Why is it difficult to increase the voltage level?
The solid-state transformer (SST), also known as a power electronic transformer (PET), uses voltage level as a key indicator of its technological maturity and application scenarios. Currently, SSTs have reached voltage levels of 10 kV and 35 kV on the medium-voltage distribution side, while on the high-voltage transmission side, they remain in the stage of laboratory research and prototype validation. The table below clearly illustrates the current status of voltage levels across different application scenarios:
| Application Scenario | Voltage Level | Technical Status | Notes and Cases |
| Data Center / Building | 10kV | Commercial Application | There are many mature products. For example, CGIC provided a 10kV/2.4MW SST for the "East Digital and West Calculation" Gui'an Data Center. |
| Distribution Network / Park - level Demonstration | 10kV - 35kV | Demonstration Project | Some leading enterprises have launched 35kV prototypes and conducted grid - connected demonstrations, which is the highest voltage level known for engineering application so far. |
| Transmission Side of Power System | > 110kV | Laboratory Principle Prototype | Universities and research institutes (such as Tsinghua University, Global Energy Internet Research Institute) have developed prototypes with voltage levels of 110kV and even higher, but no commercial projects have been found so far. |
1. Why is it difficult to increase the voltage level?

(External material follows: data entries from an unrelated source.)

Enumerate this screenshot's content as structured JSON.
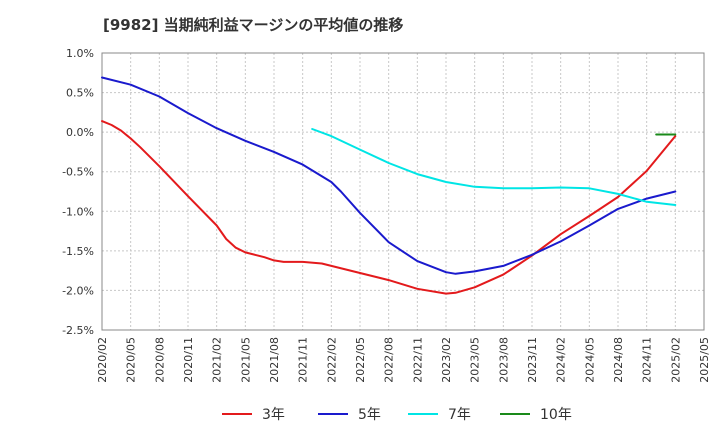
{
  "chart_data": {
    "type": "line",
    "title": "[9982]  当期純利益マージンの平均値の推移",
    "xlabel": "",
    "ylabel": "",
    "x_ticks": [
      "2020/02",
      "2020/05",
      "2020/08",
      "2020/11",
      "2021/02",
      "2021/05",
      "2021/08",
      "2021/11",
      "2022/02",
      "2022/05",
      "2022/08",
      "2022/11",
      "2023/02",
      "2023/05",
      "2023/08",
      "2023/11",
      "2024/02",
      "2024/05",
      "2024/08",
      "2024/11",
      "2025/02",
      "2025/05"
    ],
    "y_ticks": [
      1.0,
      0.5,
      0.0,
      -0.5,
      -1.0,
      -1.5,
      -2.0,
      -2.5
    ],
    "y_tick_labels": [
      "1.0%",
      "0.5%",
      "0.0%",
      "-0.5%",
      "-1.0%",
      "-1.5%",
      "-2.0%",
      "-2.5%"
    ],
    "ylim": [
      -2.5,
      1.0
    ],
    "grid": true,
    "legend_position": "bottom",
    "series": [
      {
        "name": "3年",
        "color": "#e31a1c",
        "points": [
          [
            "2020/02",
            0.14
          ],
          [
            "2020/03",
            0.09
          ],
          [
            "2020/04",
            0.02
          ],
          [
            "2020/05",
            -0.08
          ],
          [
            "2020/06",
            -0.19
          ],
          [
            "2020/08",
            -0.43
          ],
          [
            "2020/11",
            -0.81
          ],
          [
            "2021/02",
            -1.18
          ],
          [
            "2021/03",
            -1.35
          ],
          [
            "2021/04",
            -1.46
          ],
          [
            "2021/05",
            -1.52
          ],
          [
            "2021/06",
            -1.55
          ],
          [
            "2021/07",
            -1.58
          ],
          [
            "2021/08",
            -1.62
          ],
          [
            "2021/09",
            -1.64
          ],
          [
            "2021/11",
            -1.64
          ],
          [
            "2022/01",
            -1.66
          ],
          [
            "2022/02",
            -1.69
          ],
          [
            "2022/05",
            -1.78
          ],
          [
            "2022/08",
            -1.87
          ],
          [
            "2022/11",
            -1.98
          ],
          [
            "2023/02",
            -2.04
          ],
          [
            "2023/03",
            -2.03
          ],
          [
            "2023/05",
            -1.96
          ],
          [
            "2023/08",
            -1.8
          ],
          [
            "2023/11",
            -1.56
          ],
          [
            "2024/02",
            -1.29
          ],
          [
            "2024/05",
            -1.06
          ],
          [
            "2024/08",
            -0.82
          ],
          [
            "2024/11",
            -0.49
          ],
          [
            "2025/02",
            -0.05
          ]
        ]
      },
      {
        "name": "5年",
        "color": "#1a1acd",
        "points": [
          [
            "2020/02",
            0.69
          ],
          [
            "2020/05",
            0.6
          ],
          [
            "2020/08",
            0.45
          ],
          [
            "2020/11",
            0.24
          ],
          [
            "2021/02",
            0.05
          ],
          [
            "2021/05",
            -0.11
          ],
          [
            "2021/08",
            -0.25
          ],
          [
            "2021/11",
            -0.41
          ],
          [
            "2022/02",
            -0.63
          ],
          [
            "2022/03",
            -0.75
          ],
          [
            "2022/05",
            -1.02
          ],
          [
            "2022/08",
            -1.39
          ],
          [
            "2022/11",
            -1.63
          ],
          [
            "2023/02",
            -1.77
          ],
          [
            "2023/03",
            -1.79
          ],
          [
            "2023/05",
            -1.76
          ],
          [
            "2023/08",
            -1.69
          ],
          [
            "2023/11",
            -1.55
          ],
          [
            "2024/02",
            -1.38
          ],
          [
            "2024/05",
            -1.18
          ],
          [
            "2024/08",
            -0.97
          ],
          [
            "2024/11",
            -0.84
          ],
          [
            "2025/02",
            -0.75
          ]
        ]
      },
      {
        "name": "7年",
        "color": "#00e5e5",
        "points": [
          [
            "2021/12",
            0.04
          ],
          [
            "2022/02",
            -0.05
          ],
          [
            "2022/05",
            -0.22
          ],
          [
            "2022/08",
            -0.39
          ],
          [
            "2022/11",
            -0.53
          ],
          [
            "2023/02",
            -0.63
          ],
          [
            "2023/05",
            -0.69
          ],
          [
            "2023/08",
            -0.71
          ],
          [
            "2023/11",
            -0.71
          ],
          [
            "2024/02",
            -0.7
          ],
          [
            "2024/05",
            -0.71
          ],
          [
            "2024/08",
            -0.78
          ],
          [
            "2024/11",
            -0.88
          ],
          [
            "2025/02",
            -0.92
          ]
        ]
      },
      {
        "name": "10年",
        "color": "#1a8a1a",
        "points": [
          [
            "2024/12",
            -0.03
          ],
          [
            "2025/02",
            -0.03
          ]
        ]
      }
    ]
  }
}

The voltage level of a solid-state transformer (SST) cannot be simply increased by stacking components; it is constrained by a series of fundamental technical challenges:
1.1 Voltage withstand limitation of power semiconductor devices
This is the core bottleneck. Currently, mainstream SSTs use silicon-based IGBTs or more advanced silicon carbide (SiC) MOSFETs.
The voltage rating of a single SiC device is typically around 10 kV to 15 kV. To handle higher system voltages (e.g., 35 kV), multiple devices must be connected in series. However, series connection introduces complex "voltage balancing issues," where even minor differences between devices can lead to voltage imbalance and result in module failure.
1.2 Challenges in high-frequency transformer insulation technology
The core advantage of SSTs lies in size reduction through high-frequency operation. However, under high frequencies, the performance of insulation materials and electric field distribution become extremely complex. The higher the voltage level, the more stringent the requirements for insulation design, manufacturing processes, and thermal management of the high-frequency transformer. Achieving tens of kV-level high-frequency insulation within a limited space represents a significant challenge in materials and design.
1.3 Complexity of system topology and control
To handle high voltages, SSTs typically adopt cascaded modular topologies (e.g., MMC—Modular Multilevel Converter). The higher the voltage level, the greater the number of sub-modules required, leading to an extremely complex system structure. Control difficulty increases exponentially, and both cost and failure rate rise accordingly.
2. Future Outlook
Despite the significant challenges, technological breakthroughs continue:
Device advancement: Higher-voltage-rated SiC and gallium nitride (GaN) devices are under development and represent the foundation for achieving higher-voltage SSTs.
Topology innovation: New circuit topologies, such as hybrid approaches (combining conventional transformers with power electronic converters), are considered a viable path for rapid breakthroughs in high-voltage applications.
Standardization: As organizations like IEEE begin to establish SST-related standards, this will promote standardized design and testing, accelerating technological maturity.
3. Conclusion
Currently, 10 kV SSTs have entered commercial application, and the 35 kV level represents the highest level achieved in demonstration projects, while voltage levels of 110 kV and above remain in the realm of forward-looking technical research. The advancement of solid-state transformer voltage levels is a gradual process that depends on coordinated progress in power semiconductors, materials science, control theory, and thermal management technologies.